When asked about the madrasas’ links to al-Qaeda—a common Western fallacy and accepted truth—every imam or hafiz (one who has completely memorized the Qur’an) boldly told me, “there is no link, and if there is, where is the proof?” A teacher at Karachi’s Dar ul-Uloom Amjaddia madrasa, a boys school with nearly 1,000 students, insists that “international propaganda wrongly accuse Pakistan’s madrasas of supporting terrorist networks, and we have no resources to defend ourselves.” Absent evidence from the U.S. government, teachers and students alike refuse to accept that violent jihad is propagated behind closed doors of the madrasas. That is not to say that jihad is absent from the curriculum. “It is in our religion,” said one madrasa leader, “but it is defensive jihad—the same jihad that we fought against the Soviets with the support of the Americans.”

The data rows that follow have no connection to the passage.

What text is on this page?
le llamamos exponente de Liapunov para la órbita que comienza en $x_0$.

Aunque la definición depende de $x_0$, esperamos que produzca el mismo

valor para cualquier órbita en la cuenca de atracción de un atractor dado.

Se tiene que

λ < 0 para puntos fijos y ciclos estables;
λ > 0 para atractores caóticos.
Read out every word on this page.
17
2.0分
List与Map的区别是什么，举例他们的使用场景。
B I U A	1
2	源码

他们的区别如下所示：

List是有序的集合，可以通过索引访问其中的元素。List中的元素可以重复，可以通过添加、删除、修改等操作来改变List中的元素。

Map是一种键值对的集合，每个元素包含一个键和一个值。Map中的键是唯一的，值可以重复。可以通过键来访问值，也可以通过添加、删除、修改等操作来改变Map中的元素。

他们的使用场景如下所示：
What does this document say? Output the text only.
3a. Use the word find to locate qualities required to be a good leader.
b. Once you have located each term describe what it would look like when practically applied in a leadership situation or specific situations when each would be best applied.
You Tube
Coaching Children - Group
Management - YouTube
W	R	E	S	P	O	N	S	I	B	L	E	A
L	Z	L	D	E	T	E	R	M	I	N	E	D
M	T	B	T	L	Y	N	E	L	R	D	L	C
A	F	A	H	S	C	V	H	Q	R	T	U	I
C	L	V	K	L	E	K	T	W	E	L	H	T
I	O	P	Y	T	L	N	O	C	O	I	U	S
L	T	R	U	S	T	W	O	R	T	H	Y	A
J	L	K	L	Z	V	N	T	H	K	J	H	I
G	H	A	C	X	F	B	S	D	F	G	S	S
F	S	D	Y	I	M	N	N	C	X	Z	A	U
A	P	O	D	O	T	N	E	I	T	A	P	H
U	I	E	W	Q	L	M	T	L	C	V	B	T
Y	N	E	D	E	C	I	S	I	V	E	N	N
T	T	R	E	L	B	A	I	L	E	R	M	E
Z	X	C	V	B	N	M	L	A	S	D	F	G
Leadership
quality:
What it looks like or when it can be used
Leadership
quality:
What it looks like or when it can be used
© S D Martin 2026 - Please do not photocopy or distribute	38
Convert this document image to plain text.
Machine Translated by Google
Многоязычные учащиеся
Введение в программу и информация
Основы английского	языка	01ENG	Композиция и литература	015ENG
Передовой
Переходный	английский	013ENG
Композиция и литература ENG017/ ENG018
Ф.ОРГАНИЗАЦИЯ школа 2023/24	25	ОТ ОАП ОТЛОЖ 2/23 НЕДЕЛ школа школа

Conspiracy theories abound; it is not difficult to understand why many seminaries respect bin Laden, though reject his call for arbitrary violence. Al-Qaeda expert and talk-show host in Islamabad, Hamid Mir, says that “bin Laden is the hero by default,” or according to a madrasa manager from an Ahl al-Sunna School, “he is the lesser of two evils.” Many madrasas in Pakistan, particularly those in the Northwest Frontier Province, blame the U.S. for failing to secure Afghanistan after the Soviet withdrawal and argue that U.S. foreign policies, such as the war in Iraq, continue to fuel the fire for jihad.
The other problem lies with definition. Several religious leaders contend that terrorism has different meanings for different individuals and states. The chairman of the national madrasa society declared, “reactionaries are called terrorists, but freedom fighters are not terrorists.” He, like others, also says with a wry smile that Al-Qaeda and the jihadi organizations in Pakistan are the creation of “agencies,” and dismiss the U.S. Department of State’s list of terrorist organizations, of which Al Rashid Trust and Jama’at al-Dawa, formerly Lashkar e-Taiba, are included. The general argument offered is that “there is no proof.”
The danger in Pakistan is that everyone acknowledges that the various jihadi outfits, most of which the government banned after 9/11, continue to exist. With only a name change, their central leadership and organizational structure remains. Why they exist and how they garner support is a subject of debate among researchers and concerned citizens, but a problem no one can resolve. According to the leader of the Naeemia School, the only solution to eradicating terrorism is “to negotiate with the Muslim world,” but what that involves is an open question.